The poisoned arrows of America had their representatives in Europe.

Odysseus went to Ephyra for the man-slaying drug with which to smear his bronze-tipped arrows. (Tylor's "Anthropology," p. 237.)

"The bark canoe of America was not unknown in Asia and Africa" (Ibid., p. 254), while the skin canoes of our Indians and the Esquimaux were found on the shores of the Thames and the Euphrates. In Peru and on the Euphrates commerce was carried on upon rafts supported by inflated skins. They are still used on the Tigris.

The Indian boils his meat by dropping red-hot stones into a water-vessel made of hide; and Linnaeus found the Both land people brewing beer in this way--"and to this day the rude Carinthian boor drinks such stone-beer, as it is called." (Ibid., p. 266.)

In the buffalo dance of the Mandan Indians the dancers covered their heads with a mask made of the head and horns of the buffalo. To-day in the temples of India, or among the lamas of Thibet, the priests dance the demons out, or the new year in, arrayed in animal masks (Ibid., p.

297 ); and the "mummers" at Yule-tide, in England, are a survival of the same custom. (Ibid., p. 298.) The North American dog and bear dances, wherein the dancers acted the part of those animals, had their prototype in the Greek dances at the festivals of Dionysia. (Ibid., p. 298.)

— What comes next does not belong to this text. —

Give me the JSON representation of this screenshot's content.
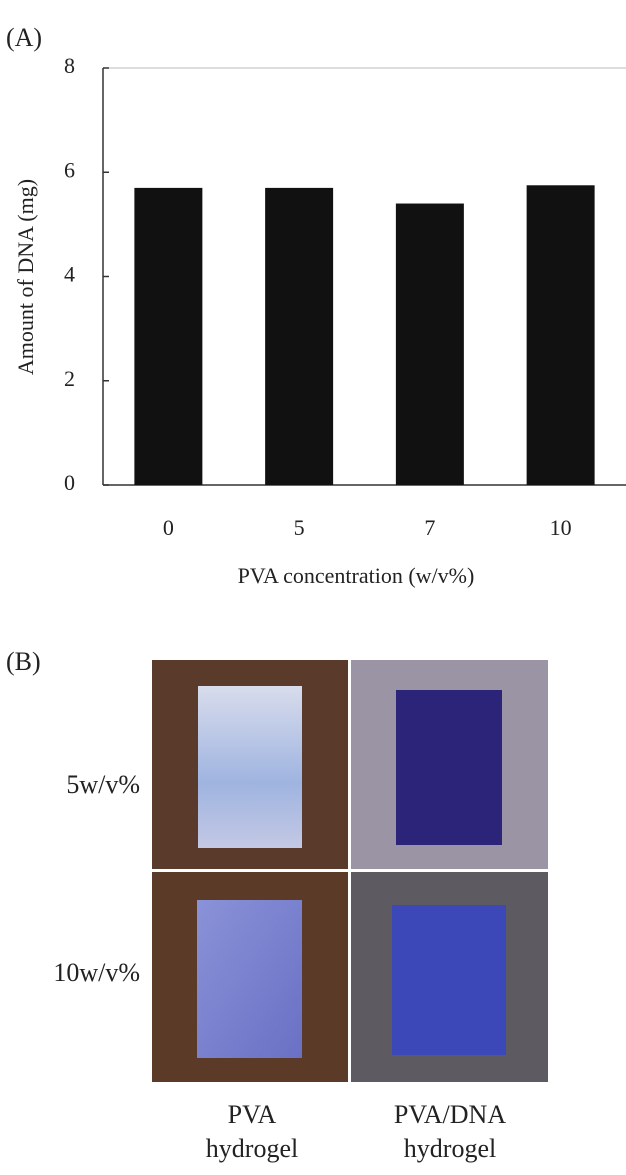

Tattooing was practised in both continents. Among the Indians it was fetichistic in its origin; "every Indian had the image of an animal tattooed on his breast or arm, to charm away evil spirits." (Dorman, "Prim. Superst.," p. 156.) The sailors of Europe and America preserve to this day a custom which was once universal among the ancient races.

Banners, flags, and armorial bearings are supposed to be survivals of the old totemic tattooing. The Arab woman still tattoos her face, arms, and ankles. The war-paint of the American savage reappeared in the woad with which the ancient Briton stained his body; and Tylor suggests that the painted stripes on the circus clown are a survival of a custom once universal. (Tylor's "Anthropology," p. 327.)

In America, as in the Old World, the temples of worship were built over the dead., (Dorman, "Prim. Superst.," p. 178.) Says Prudentius, the Roman bard, "there were as many temples of gods as sepulchres."

The Etruscan belief that evil spirits strove for the possession of the dead was found among the Mosquito Indians. (Bancroft, "Native Races,"

vol. i., p. 744.)

The belief in fairies, which forms so large a part of the folklore of Western Europe, is found among the American races. The Ojibbeways see thousands of fairies dancing in a sunbeam; during a rain myriads of them bide in the flowers. When disturbed they disappear underground. They have their dances, like the Irish fairies; and, like them, they kill the domestic animals of those who offend them. The Dakotas also believe in fairies. The Otoes located the "little people" in a mound at the mouth of Whitestone River; they were eighteen inches high, with very large heads; they were armed with bows and arrows, and killed those who approached their residence. (See Dorman's "Origin of Primitive Superstitions," p. 23.) "The Shoshone legends people the mountains of Montana with little imps, called Nirumbees, two feet long, naked, and with a tail." They stole the children of the Indians, and left in their stead the young of their own baneful race, who resembled the stolen children so much that the mothers were deceived and suckled them, whereupon they died. This greatly resembles the European belief in "changelings." (Ibid., p. 24.)

In both continents we find tree-worship. In Mexico and Central America cypresses and palms were planted near the temples, generally in groups of threes; they were tended with great care, and received offerings of incense and gifts. The same custom prevailed among the Romans--the cypress was dedicated to Pluto, and the palm to Victory.

Not only infant baptism by water was found both in the old Babylonian religion and among the Mexicans, but an offering of cakes, which is recorded by the prophet Jeremiah as part of the worship of the Babylonian goddess-mother, "the Queen of Heaven," was also found in the ritual of the Aztecs. ("Builders of Babel," p. 78.)